For most municipalities and townships, revenue from the lodging tax goes to the general revenue fund. However, for municipalities or townships that levy the additional tax of up to 3.0 percent, at least 50 percent of the revenues from the additional tax are provided to the county for a convention and visitor’s bureau operating within the county and the remainder goes to the municipal or township general fund.  To those municipalities and townships within the county that do not levy a lodging tax, counties are required to return a uniform percentage (not to exceed 33 1/3 percent) of the revenue from the county lodging tax generated within such municipalities or townships. The remainder of the revenue is deposited in a separate fund to be used for county convention and visitors' bureau expenses.

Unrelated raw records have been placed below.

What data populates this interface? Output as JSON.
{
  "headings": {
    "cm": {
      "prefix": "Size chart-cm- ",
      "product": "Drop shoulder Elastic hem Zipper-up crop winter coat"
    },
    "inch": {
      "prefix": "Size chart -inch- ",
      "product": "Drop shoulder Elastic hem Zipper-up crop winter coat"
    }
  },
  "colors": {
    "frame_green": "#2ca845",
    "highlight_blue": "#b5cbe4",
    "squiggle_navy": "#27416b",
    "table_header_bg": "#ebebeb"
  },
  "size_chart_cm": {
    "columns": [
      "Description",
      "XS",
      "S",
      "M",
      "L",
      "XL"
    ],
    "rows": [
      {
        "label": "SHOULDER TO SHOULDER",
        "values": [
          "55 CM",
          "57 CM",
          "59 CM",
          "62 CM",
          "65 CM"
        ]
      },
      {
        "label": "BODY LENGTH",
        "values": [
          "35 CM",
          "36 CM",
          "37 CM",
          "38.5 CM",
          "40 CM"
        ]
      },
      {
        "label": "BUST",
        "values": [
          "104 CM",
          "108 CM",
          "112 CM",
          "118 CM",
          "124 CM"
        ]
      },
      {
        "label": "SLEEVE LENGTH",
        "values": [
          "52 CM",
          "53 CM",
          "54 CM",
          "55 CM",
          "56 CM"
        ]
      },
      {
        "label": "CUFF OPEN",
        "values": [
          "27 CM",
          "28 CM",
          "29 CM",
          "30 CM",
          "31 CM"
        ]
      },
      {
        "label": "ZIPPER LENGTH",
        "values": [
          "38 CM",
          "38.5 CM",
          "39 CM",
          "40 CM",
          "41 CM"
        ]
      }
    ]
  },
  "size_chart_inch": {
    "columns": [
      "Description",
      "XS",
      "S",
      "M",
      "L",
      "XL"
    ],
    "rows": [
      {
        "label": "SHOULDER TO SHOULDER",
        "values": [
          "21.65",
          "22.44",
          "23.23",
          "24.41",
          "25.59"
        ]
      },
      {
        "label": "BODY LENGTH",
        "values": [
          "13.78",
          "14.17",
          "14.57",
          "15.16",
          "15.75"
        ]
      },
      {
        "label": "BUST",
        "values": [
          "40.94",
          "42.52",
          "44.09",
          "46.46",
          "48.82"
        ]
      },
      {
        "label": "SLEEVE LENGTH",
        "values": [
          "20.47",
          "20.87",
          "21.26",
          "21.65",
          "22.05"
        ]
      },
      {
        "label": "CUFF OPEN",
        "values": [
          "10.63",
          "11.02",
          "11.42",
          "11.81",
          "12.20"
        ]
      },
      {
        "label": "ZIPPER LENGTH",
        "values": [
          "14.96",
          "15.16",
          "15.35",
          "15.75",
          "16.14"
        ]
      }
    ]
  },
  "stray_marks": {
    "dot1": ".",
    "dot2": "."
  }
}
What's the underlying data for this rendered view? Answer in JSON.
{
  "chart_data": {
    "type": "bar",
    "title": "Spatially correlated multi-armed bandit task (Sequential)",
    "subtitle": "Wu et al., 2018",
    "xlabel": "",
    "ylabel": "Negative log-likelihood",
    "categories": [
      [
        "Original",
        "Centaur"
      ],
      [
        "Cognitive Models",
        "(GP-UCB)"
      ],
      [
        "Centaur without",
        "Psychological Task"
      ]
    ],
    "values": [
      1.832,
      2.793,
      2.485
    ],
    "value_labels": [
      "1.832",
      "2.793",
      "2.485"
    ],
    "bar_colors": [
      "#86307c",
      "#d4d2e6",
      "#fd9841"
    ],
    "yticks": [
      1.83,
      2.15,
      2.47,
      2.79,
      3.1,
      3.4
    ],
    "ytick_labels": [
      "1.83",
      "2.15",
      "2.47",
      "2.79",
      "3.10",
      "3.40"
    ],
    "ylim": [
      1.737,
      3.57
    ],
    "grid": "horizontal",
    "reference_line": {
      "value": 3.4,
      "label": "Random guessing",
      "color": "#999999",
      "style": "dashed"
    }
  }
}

Including the 20 localities that did not report calendar year 2011 lodging tax data, 65 counties (including convention facility authorities), 138 townships and 192 municipalities are shown in this table as having a lodging tax; a total of 395 localities.  Of the lodging taxes reported, 81 percent were levied at a 3.00 percent rate.

Incorporating prior year's data for those localities that did not respond and for jurisdictions that produced revenue, lodging tax collections for calendar year 2011 ranged from $65 in Elk Township (Vinton County) to $15,371,581 for the Cuyahoga County CFA.  It is estimated that the statewide total was $134,332,528; up 7.9 percent from calendar year 2010.  Forty-seven localities with a lodging tax (or 11.9% of taxes currently in effect) reported no revenue for calendar year 2011.

* For those localities that did not submit data for calendar year 2011, previous year’s data was used.